Einigkeit

Auch CDU-Politiker fordern Energieeinsparverordnung

Die CDU-Bundesfachausschüsse Umwelt und Energie sowie Strukturpolitik fordern jedoch gleiche Wettbewerbsbedingungen für alle Energieträger und weitere Maßnahmen.

Energieversorung© Gina Sanders / Fotolia.com
Einigkeit herrscht zwischen den Energieexperten von SPD und CDU, was die Energieeinsparverordnung (EnEV) angeht, über die heue im Bundesrat entschieden werden soll. Nachdem Dr. Axel Berg, Sprecher der SPD-Fraktion in der Energie-Enquête-Kommission, bereits eine sofortige Verabschiedung der Verordnung gefordert hat, sind auch die Vorsitzenden der Bundesfachausschüsse Umwelt und Energie sowie Strukturpolitik der CDU, Kurt-Dieter Grill und Dr. Michael Meister, dieser Meinung: Her mit der Energieeinsparverordnung!

Beide CDU-Bundesfachausschüsse befürworten eine Verabschiedung der Verordnung durch den Bundesrat. Es müsse jedoch eine Lösung gefunden werden, die gleiche Wettbewerbsbedingungen für alle Energieträger vorsehe.

Eine klimapolitisch zielführende EnEV müsse den gesamten Komplex der Wärmenutzung im Gebäudebereich berücksichtigen. Die Zusammenführung der Wärmeschutzverordnung und der Heizungsanlagenverordnung sei daher zu begrüßen.

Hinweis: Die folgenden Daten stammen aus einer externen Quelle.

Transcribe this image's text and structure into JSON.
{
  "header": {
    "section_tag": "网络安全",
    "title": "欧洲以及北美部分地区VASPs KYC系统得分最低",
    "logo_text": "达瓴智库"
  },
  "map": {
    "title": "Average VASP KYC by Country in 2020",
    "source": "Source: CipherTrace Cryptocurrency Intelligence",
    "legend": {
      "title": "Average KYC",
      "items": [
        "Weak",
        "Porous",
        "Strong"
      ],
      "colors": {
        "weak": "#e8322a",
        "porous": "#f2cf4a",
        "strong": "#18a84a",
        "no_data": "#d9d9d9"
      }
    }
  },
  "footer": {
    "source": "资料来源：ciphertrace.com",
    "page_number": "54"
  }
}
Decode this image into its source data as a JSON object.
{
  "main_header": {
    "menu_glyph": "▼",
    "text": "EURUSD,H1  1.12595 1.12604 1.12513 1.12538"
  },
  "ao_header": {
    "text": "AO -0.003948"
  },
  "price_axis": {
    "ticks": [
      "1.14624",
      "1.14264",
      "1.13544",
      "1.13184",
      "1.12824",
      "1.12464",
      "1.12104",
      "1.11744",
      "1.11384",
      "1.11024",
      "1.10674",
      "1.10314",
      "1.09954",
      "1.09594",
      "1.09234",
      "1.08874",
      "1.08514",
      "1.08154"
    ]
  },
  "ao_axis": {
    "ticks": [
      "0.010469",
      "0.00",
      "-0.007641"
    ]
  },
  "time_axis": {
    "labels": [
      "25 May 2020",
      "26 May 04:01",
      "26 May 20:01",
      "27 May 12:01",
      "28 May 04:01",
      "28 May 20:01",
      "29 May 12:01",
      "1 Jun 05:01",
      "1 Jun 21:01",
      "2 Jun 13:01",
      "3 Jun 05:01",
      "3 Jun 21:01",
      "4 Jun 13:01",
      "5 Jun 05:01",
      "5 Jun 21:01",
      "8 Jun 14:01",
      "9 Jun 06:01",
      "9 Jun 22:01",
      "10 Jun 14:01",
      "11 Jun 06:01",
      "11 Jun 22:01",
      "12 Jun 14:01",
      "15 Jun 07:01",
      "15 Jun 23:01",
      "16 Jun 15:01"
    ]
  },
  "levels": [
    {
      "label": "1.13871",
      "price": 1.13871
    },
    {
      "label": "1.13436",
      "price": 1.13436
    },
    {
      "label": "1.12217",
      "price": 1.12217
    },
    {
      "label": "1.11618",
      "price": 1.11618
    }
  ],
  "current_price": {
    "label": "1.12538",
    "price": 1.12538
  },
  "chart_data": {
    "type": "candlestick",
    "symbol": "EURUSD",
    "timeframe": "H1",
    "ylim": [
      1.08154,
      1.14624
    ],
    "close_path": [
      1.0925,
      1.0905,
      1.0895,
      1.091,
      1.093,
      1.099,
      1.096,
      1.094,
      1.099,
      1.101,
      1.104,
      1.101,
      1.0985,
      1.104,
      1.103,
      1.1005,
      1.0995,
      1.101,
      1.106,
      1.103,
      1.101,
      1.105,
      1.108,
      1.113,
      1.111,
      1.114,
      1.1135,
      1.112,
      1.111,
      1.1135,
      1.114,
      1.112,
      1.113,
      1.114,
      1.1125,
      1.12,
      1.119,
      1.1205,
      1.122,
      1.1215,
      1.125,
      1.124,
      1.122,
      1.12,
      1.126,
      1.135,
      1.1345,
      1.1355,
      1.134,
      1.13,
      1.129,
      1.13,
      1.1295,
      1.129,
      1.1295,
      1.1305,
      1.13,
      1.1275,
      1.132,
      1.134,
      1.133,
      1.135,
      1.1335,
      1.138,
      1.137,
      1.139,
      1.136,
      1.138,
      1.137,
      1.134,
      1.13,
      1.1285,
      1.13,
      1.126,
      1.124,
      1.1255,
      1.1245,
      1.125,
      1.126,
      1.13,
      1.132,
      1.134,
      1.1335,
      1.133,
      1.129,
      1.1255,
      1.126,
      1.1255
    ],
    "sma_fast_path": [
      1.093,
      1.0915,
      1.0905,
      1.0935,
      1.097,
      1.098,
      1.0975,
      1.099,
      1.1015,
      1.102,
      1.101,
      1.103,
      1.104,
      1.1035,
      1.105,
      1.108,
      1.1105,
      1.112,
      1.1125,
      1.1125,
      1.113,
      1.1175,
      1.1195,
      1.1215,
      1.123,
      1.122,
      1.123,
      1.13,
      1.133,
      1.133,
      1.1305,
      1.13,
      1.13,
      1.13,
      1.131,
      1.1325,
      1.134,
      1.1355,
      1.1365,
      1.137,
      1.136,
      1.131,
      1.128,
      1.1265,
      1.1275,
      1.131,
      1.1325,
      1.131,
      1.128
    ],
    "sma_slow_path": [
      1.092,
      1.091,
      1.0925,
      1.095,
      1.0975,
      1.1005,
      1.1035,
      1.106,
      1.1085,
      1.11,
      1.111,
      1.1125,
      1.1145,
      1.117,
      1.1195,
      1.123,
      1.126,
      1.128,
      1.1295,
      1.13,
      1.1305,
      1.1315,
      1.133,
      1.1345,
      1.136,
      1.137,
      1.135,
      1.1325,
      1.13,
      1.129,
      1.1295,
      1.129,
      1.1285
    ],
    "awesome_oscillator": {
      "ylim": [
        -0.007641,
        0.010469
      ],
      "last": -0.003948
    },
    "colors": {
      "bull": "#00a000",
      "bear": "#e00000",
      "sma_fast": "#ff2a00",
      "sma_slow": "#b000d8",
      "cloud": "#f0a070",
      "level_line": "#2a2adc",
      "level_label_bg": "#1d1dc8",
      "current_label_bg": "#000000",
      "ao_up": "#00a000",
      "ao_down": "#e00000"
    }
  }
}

Die rot-grüne Bundesregierung, so der Vorwurf der Oppositionspolitiker, habe im Bereich der Klimaschutzpolitik nicht an die Erfolge der unionsgeführten Bundesregierung anknüpfen können. Während in den Jahren 1990 bis 1998 die Kohlendioxid-Emissionen in Deutschland rückläufig waren, sei seit 1999 ein gegenteiliger Trend zu verzeichnen. Zur Erfüllung der Selbstverpflichtung aus der Klimaschutzkonferenz von Rio seien "erhebliche weitere Anstrengungen" erforderlich.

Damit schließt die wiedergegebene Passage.